Há coisas que a gente não esquece: a primeira namorada, a primeira professora, a primeira cartilha. Minha introdução às letras foi feita através de um livrinho chamado Queres ler? (assim mesmo, com ponto de interrogação). Era um clássico, embora clássico, embora tivesse alguns problemas, em primeiro lugar, tratava-se de um livro uruguaio, traduzido (o que era, e é um vexame, cartilhas, pelo menos, deveriam ser nacionais). Em segundo lugar, era uma obra aberta e indiscreta, trazia introduções pormenorizadas sobre a maneira pela qual os professores deveriam usar o livro com os alunos. Quer dizer: era, também, para os professores, uma cartilha, o que, se não chegava a solapar a imagem dos mestres, pelo menos os colocava em relativo pé de igualdade com os alunos (pé de igualdade, não; menos. Pé de página, e em letras bem pequenas). Isto talvez fosse benéfico, porque um estímulo tínhamos para aprender a ler: ansiávamos pra descobrir os segredos dos mestres.

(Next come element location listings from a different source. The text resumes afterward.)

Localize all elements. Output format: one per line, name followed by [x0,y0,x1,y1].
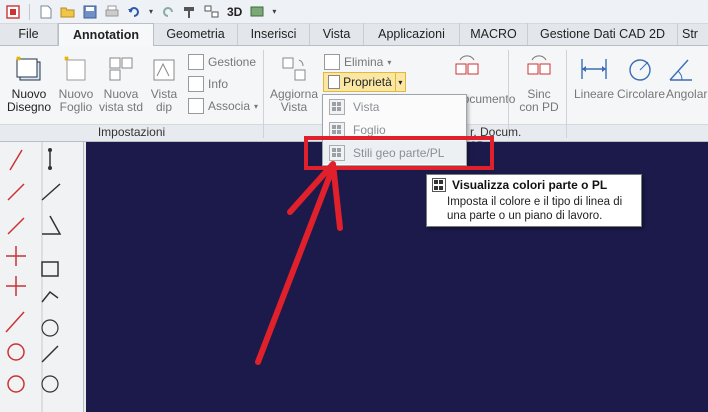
group-impostazioni-label: Impostazioni [97,125,166,139]
nuovo-foglio-button[interactable]: Nuovo Foglio [55,54,97,114]
menu-item-foglio[interactable]: Foglio [323,118,466,141]
chevron-down-icon[interactable]: ▾ [147,3,155,21]
vista-dip-button[interactable]: Vista dip [146,54,182,114]
new-drawing-icon [14,54,44,84]
associa-label: Associa [208,99,251,113]
tooltip-title: Visualizza colori parte o PL [452,178,608,192]
info-icon [188,76,204,92]
circolare-button[interactable]: Circolare [617,54,666,101]
view-icon [329,98,345,115]
tab-geometria[interactable]: Geometria [154,23,238,45]
new-file-icon[interactable] [37,3,55,21]
menu-item-label: Vista [353,99,380,114]
print-icon[interactable] [103,3,121,21]
sinc-label-2: con PD [519,100,559,114]
aggiorna-vista-button[interactable]: Aggiorna Vista [268,54,320,114]
elimina-label: Elimina [344,55,384,69]
sheet-icon [329,121,345,138]
sync-icon [524,54,554,84]
tab-applicazioni[interactable]: Applicazioni [364,23,460,45]
tooltip-body: Imposta il colore e il tipo di linea di … [447,196,623,222]
display-icon[interactable] [248,3,266,21]
chevron-down-icon: ▾ [254,101,259,111]
elimina-icon [324,54,340,70]
info-label: Info [208,77,229,91]
part-style-icon [432,178,446,192]
group-separator [263,50,264,138]
proprieta-icon [328,75,341,89]
chevron-down-icon[interactable]: ▾ [394,73,405,91]
nuovo-disegno-label-2: Disegno [6,100,52,114]
dependent-view-icon [149,54,179,84]
tab-file[interactable]: File [0,23,58,45]
app-menu-icon[interactable] [4,3,22,21]
toolbar-separator [29,3,30,20]
angular-dimension-icon [666,54,696,84]
circular-dimension-icon [626,54,656,84]
tab-macro[interactable]: MACRO [460,23,528,45]
tab-vista[interactable]: Vista [310,23,364,45]
three-d-button[interactable]: 3D [225,3,244,21]
menu-item-label: Foglio [353,122,386,137]
customize-qat-icon[interactable]: ▾ [270,3,278,21]
proprieta-button[interactable]: Proprietà ▾ [323,72,406,92]
proprieta-label: Proprietà [343,75,392,89]
ribbon-tabs: File Annotation Geometria Inserisci Vist… [0,23,708,46]
circolare-label: Circolare [617,87,666,101]
vista-dip-label-2: dip [155,100,172,114]
nuovo-disegno-button[interactable]: Nuovo Disegno [6,54,52,114]
documento-button[interactable] [440,54,494,88]
proprieta-dropdown-menu: Vista Foglio Stili geo parte/PL [322,94,467,166]
tab-annotation[interactable]: Annotation [58,23,154,46]
quick-access-toolbar: ▾ 3D ▾ [0,0,708,24]
palette-tool-icons [5,142,62,412]
gestione-button[interactable]: Gestione [188,54,256,70]
save-icon[interactable] [81,3,99,21]
menu-item-label: Stili geo parte/PL [353,145,445,160]
gestione-icon [188,54,204,70]
group-docum3d-label: r. Docum. 3D [470,125,522,153]
group-separator [566,50,567,138]
menu-item-vista[interactable]: Vista [323,95,466,118]
new-sheet-icon [61,54,91,84]
sinc-con-pd-button[interactable]: Sinc con PD [514,54,564,114]
tooltip: Visualizza colori parte o PL Imposta il … [426,174,642,227]
gestione-label: Gestione [208,55,257,69]
update-view-icon [279,54,309,84]
aggiorna-vista-label-2: Vista [280,100,308,114]
lineare-button[interactable]: Lineare [572,54,616,101]
group-separator [508,50,509,138]
tab-inserisci[interactable]: Inserisci [238,23,310,45]
undo-icon[interactable] [125,3,143,21]
open-folder-icon[interactable] [59,3,77,21]
info-button[interactable]: Info [188,76,228,92]
tool-palette [0,142,84,412]
associa-icon [188,98,204,114]
angolare-label: Angolar [666,87,708,101]
linear-dimension-icon [579,54,609,84]
tab-str[interactable]: Str [678,23,708,45]
menu-item-stili-geo-parte-pl[interactable]: Stili geo parte/PL [323,141,466,164]
document-icon [452,54,482,84]
nuovo-foglio-label-2: Foglio [59,100,93,114]
lineare-label: Lineare [573,87,615,101]
nuova-vista-std-label-2: vista std [98,100,143,114]
elimina-button[interactable]: Elimina ▾ [324,54,391,70]
tab-gestione-dati-cad-2d[interactable]: Gestione Dati CAD 2D [528,23,678,45]
nuova-vista-std-button[interactable]: Nuova vista std [98,54,144,114]
layout-icon[interactable] [203,3,221,21]
new-standard-view-icon [106,54,136,84]
part-style-icon [329,144,345,161]
tools-icon[interactable] [181,3,199,21]
tooltip-header: Visualizza colori parte o PL [432,178,636,192]
angolare-button[interactable]: Angolar [666,54,708,101]
associa-button[interactable]: Associa ▾ [188,98,258,114]
redo-icon[interactable] [159,3,177,21]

Em terceiro lugar – mais isto era grave –, a cartilha começa com a palavra uva. Com a palavra só, não havia uma ilustração mostrando um grande, suculento, lascivo cacho de uvas (estrangeiras, naturalmente). Era um suplicio olhar aquelas uvas (aliás, à época, uva designava, e não por acaso, uma dona boa). Principalmente para os alunos mais pobres cujo único contato com o fruto da videira era exatamente através daquela figura.
Bem, mas não é isto o que importa. O que importa é que aquele era o nosso primeiro livro, o livro que carregávamos com orgulho em nossa pasta. E o que importa, também é que esse livro, o livro que mais esqueceríamos, tinha um nome provocadoramente amável: ele não ordenava, ele perguntava; ele não só perguntava, ele convidava. E não sei de que outra maneira se possa introduzir uma criança à leitura, se não através de um sedutor convite. Porque ler é que um ato da vontade. Diante da TV se pode ficar passivo, absorvendo imagem e sons. A TV não indaga, ela se impõe. E pode se impor por causa da força de uma tecnologia que é absolutamente totalitária: do universo eletrônico no qual vivemos ninguém escapa.

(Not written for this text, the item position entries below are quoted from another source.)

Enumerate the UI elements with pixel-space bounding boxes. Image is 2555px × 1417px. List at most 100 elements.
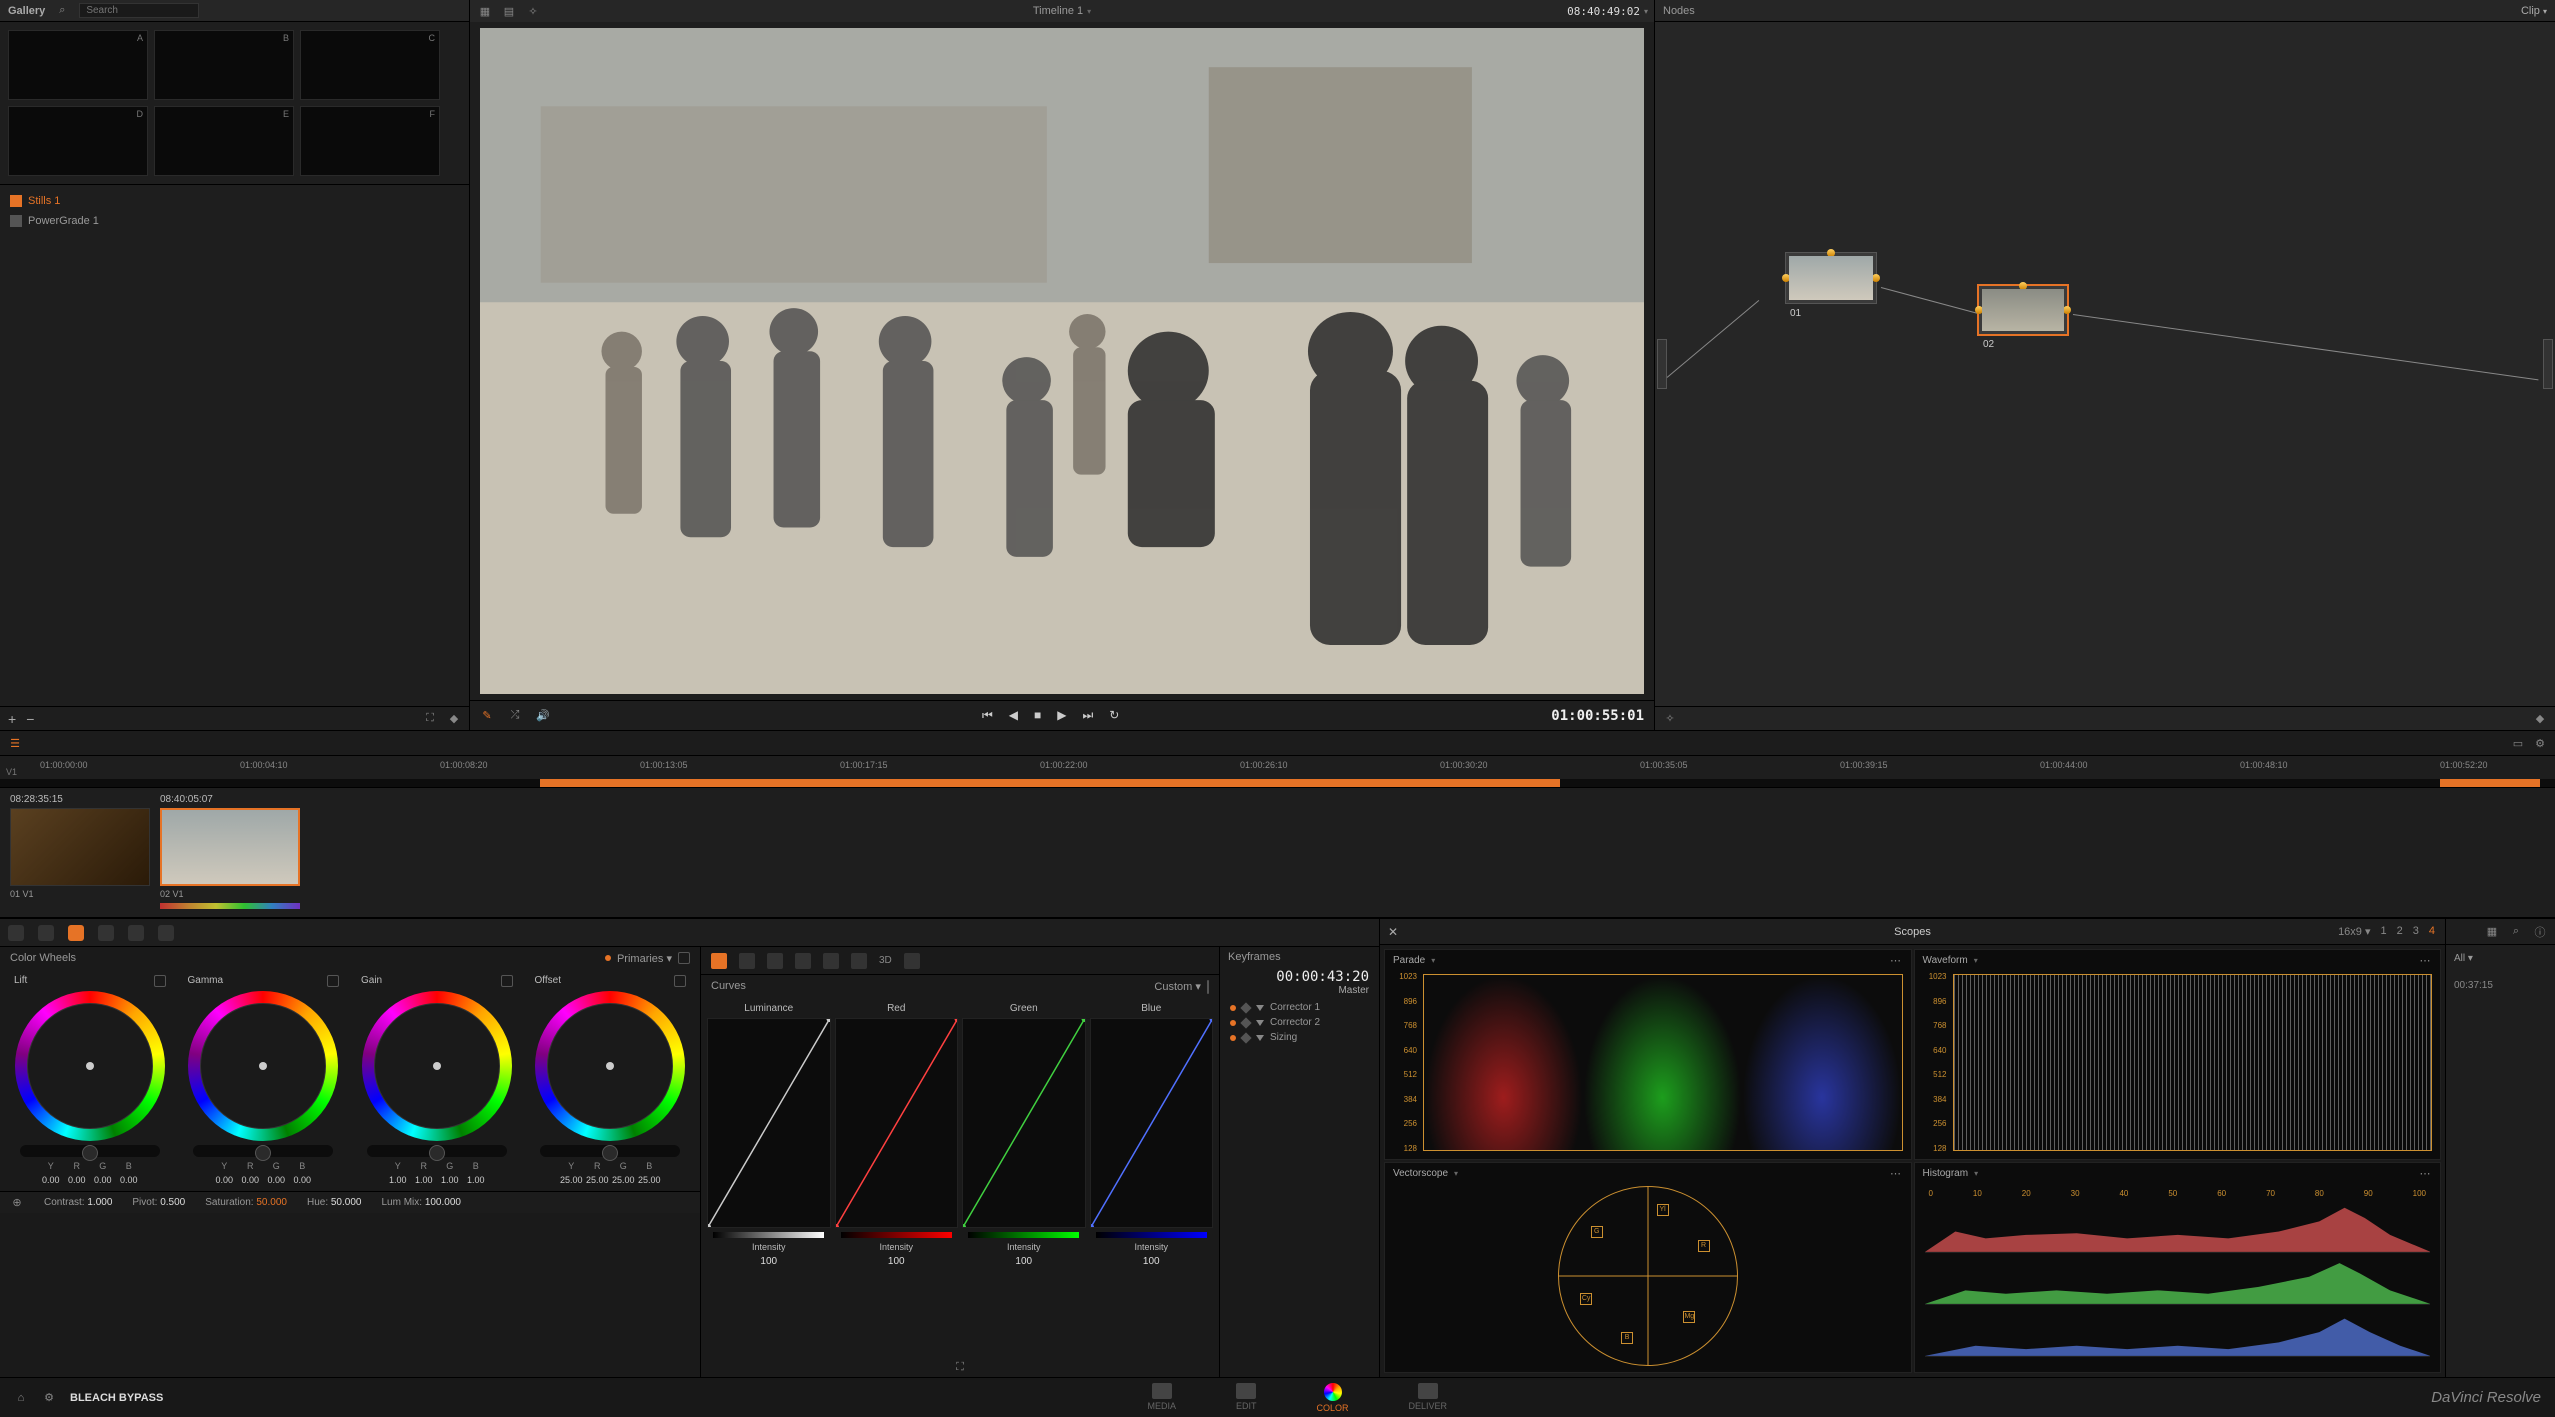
kf-row-corrector2[interactable]: Corrector 2 — [1230, 1017, 1369, 1028]
luminance-curve[interactable] — [707, 1018, 831, 1228]
contrast-value[interactable]: 1.000 — [87, 1197, 112, 1208]
node-input-grip[interactable] — [1657, 339, 1667, 389]
curves-tool-1-icon[interactable] — [711, 953, 727, 969]
lummix-value[interactable]: 100.000 — [425, 1197, 461, 1208]
gamma-reset-button[interactable] — [327, 975, 339, 987]
gain-master-slider[interactable] — [367, 1145, 507, 1157]
project-settings-icon[interactable]: ⚙ — [42, 1391, 56, 1405]
curves-tool-7-icon[interactable] — [904, 953, 920, 969]
gallery-still-c[interactable]: C — [300, 30, 440, 100]
viewer-grid-icon[interactable]: ▤ — [502, 4, 516, 18]
parade-options-icon[interactable]: ⋯ — [1889, 953, 1903, 967]
home-icon[interactable]: ⌂ — [14, 1391, 28, 1405]
viewer-fit-icon[interactable]: ▦ — [478, 4, 492, 18]
scopes-count-4[interactable]: 4 — [2429, 925, 2435, 938]
gallery-expand-icon[interactable]: ⛶ — [423, 712, 437, 726]
red-curve[interactable] — [835, 1018, 959, 1228]
lum-intensity-value[interactable]: 100 — [760, 1256, 777, 1267]
curves-tool-5-icon[interactable] — [823, 953, 839, 969]
stop-button[interactable]: ■ — [1034, 708, 1041, 723]
page-tab-deliver[interactable]: DELIVER — [1409, 1383, 1448, 1413]
step-back-button[interactable]: ◀ — [1009, 708, 1018, 723]
go-start-button[interactable]: ⏮ — [982, 708, 993, 723]
wheels-mode-dropdown[interactable]: Primaries ▾ — [617, 952, 672, 965]
node-graph-canvas[interactable]: 01 02 — [1655, 22, 2555, 706]
waveform-options-icon[interactable]: ⋯ — [2418, 953, 2432, 967]
curves-tool-3-icon[interactable] — [767, 953, 783, 969]
timeline-ruler[interactable]: V1 01:00:00:00 01:00:04:10 01:00:08:20 0… — [0, 756, 2555, 788]
toolstrip-clip-icon[interactable]: ▭ — [2511, 736, 2525, 750]
vectorscope-title[interactable]: Vectorscope — [1393, 1168, 1448, 1179]
wheels-reset-button[interactable] — [678, 952, 690, 964]
curves-expand-icon[interactable]: ⛶ — [953, 1360, 967, 1374]
blue-soft-clip[interactable] — [1096, 1232, 1207, 1238]
gain-wheel[interactable] — [362, 991, 512, 1141]
mode-reset-icon[interactable] — [158, 925, 174, 941]
gallery-still-b[interactable]: B — [154, 30, 294, 100]
blue-intensity-value[interactable]: 100 — [1143, 1256, 1160, 1267]
lift-wheel[interactable] — [15, 991, 165, 1141]
scopes-count-1[interactable]: 1 — [2381, 925, 2387, 938]
pivot-value[interactable]: 0.500 — [160, 1197, 185, 1208]
curves-reset-button[interactable] — [1207, 980, 1209, 994]
hue-value[interactable]: 50.000 — [331, 1197, 362, 1208]
parade-title[interactable]: Parade — [1393, 955, 1425, 966]
page-tab-media[interactable]: MEDIA — [1147, 1383, 1176, 1413]
gallery-remove-button[interactable]: − — [26, 711, 34, 727]
page-tab-color[interactable]: COLOR — [1317, 1383, 1349, 1413]
viewer-wand-icon[interactable]: ✧ — [526, 4, 540, 18]
red-soft-clip[interactable] — [841, 1232, 952, 1238]
mode-qualifier-icon[interactable] — [128, 925, 144, 941]
lift-reset-button[interactable] — [154, 975, 166, 987]
kf-row-sizing[interactable]: Sizing — [1230, 1032, 1369, 1043]
lift-master-slider[interactable] — [20, 1145, 160, 1157]
histogram-options-icon[interactable]: ⋯ — [2418, 1166, 2432, 1180]
loop-button[interactable]: ↻ — [1109, 708, 1119, 723]
nodes-zoom-icon[interactable]: ◆ — [2533, 712, 2547, 726]
toolstrip-list-icon[interactable]: ☰ — [8, 736, 22, 750]
luminance-soft-clip[interactable] — [713, 1232, 824, 1238]
gallery-search-input[interactable] — [79, 3, 199, 18]
mode-bars-icon[interactable] — [38, 925, 54, 941]
node-output-grip[interactable] — [2543, 339, 2553, 389]
nodes-fx-icon[interactable]: ✧ — [1663, 712, 1677, 726]
viewer-shuffle-icon[interactable]: ⤮ — [508, 709, 522, 723]
viewer-title[interactable]: Timeline 1 — [1033, 5, 1083, 17]
scopes-count-3[interactable]: 3 — [2413, 925, 2419, 938]
node-02[interactable]: 02 — [1977, 284, 2069, 336]
offset-reset-button[interactable] — [674, 975, 686, 987]
sidetool-info-icon[interactable]: ⓘ — [2533, 925, 2547, 939]
viewer-canvas[interactable] — [480, 28, 1644, 694]
scopes-count-2[interactable]: 2 — [2397, 925, 2403, 938]
green-soft-clip[interactable] — [968, 1232, 1079, 1238]
blue-curve[interactable] — [1090, 1018, 1214, 1228]
nodes-mode-dropdown[interactable]: Clip ▾ — [2521, 5, 2547, 17]
red-intensity-value[interactable]: 100 — [888, 1256, 905, 1267]
sidetool-grid-icon[interactable]: ▦ — [2485, 925, 2499, 939]
mode-wheels-icon[interactable] — [68, 925, 84, 941]
gain-reset-button[interactable] — [501, 975, 513, 987]
gallery-slider-icon[interactable]: ◆ — [447, 712, 461, 726]
toolstrip-settings-icon[interactable]: ⚙ — [2533, 736, 2547, 750]
auto-balance-icon[interactable]: ⊕ — [10, 1196, 24, 1210]
curves-tool-6-icon[interactable] — [851, 953, 867, 969]
gamma-master-slider[interactable] — [193, 1145, 333, 1157]
gallery-album-stills1[interactable]: Stills 1 — [10, 191, 459, 211]
green-curve[interactable] — [962, 1018, 1086, 1228]
waveform-title[interactable]: Waveform — [1923, 955, 1968, 966]
green-intensity-value[interactable]: 100 — [1015, 1256, 1032, 1267]
gallery-album-powergrade[interactable]: PowerGrade 1 — [10, 211, 459, 231]
clip-thumb-01[interactable]: 08:28:35:15 01 V1 — [10, 794, 150, 899]
sidetool-filter-all[interactable]: All ▾ — [2454, 953, 2547, 964]
curves-3d-toggle[interactable]: 3D — [879, 955, 892, 966]
node-01[interactable]: 01 — [1785, 252, 1877, 304]
kf-row-corrector1[interactable]: Corrector 1 — [1230, 1002, 1369, 1013]
search-icon[interactable]: ⌕ — [55, 4, 69, 18]
mode-curves-icon[interactable] — [98, 925, 114, 941]
gallery-still-a[interactable]: A — [8, 30, 148, 100]
sidetool-search-icon[interactable]: ⌕ — [2509, 925, 2523, 939]
saturation-value[interactable]: 50.000 — [256, 1197, 287, 1208]
page-tab-edit[interactable]: EDIT — [1236, 1383, 1257, 1413]
scopes-close-button[interactable]: ✕ — [1388, 925, 1398, 939]
scopes-layout-dropdown[interactable]: 16x9 ▾ — [2338, 925, 2370, 938]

Ler, não Ler exige esforço, No mundo da leitura só se entra pagando ingresso. Decodificar as letras transformá-las em imagens é uma arte, como é uma arte tocar um instrumento musical. Mas que entram no mundo da leitura, aqueles que a eles são bem conduzidos, estes encontram nos livros um lar, uma pátria, o território dos sonhos e da emoções.
Queres ler? – pergunto a meu filho, e espero que a resposta dele seja afirmativa. Para que ele possa provar a uva da qual é feito o doce vinho da fantasia arrebatadora.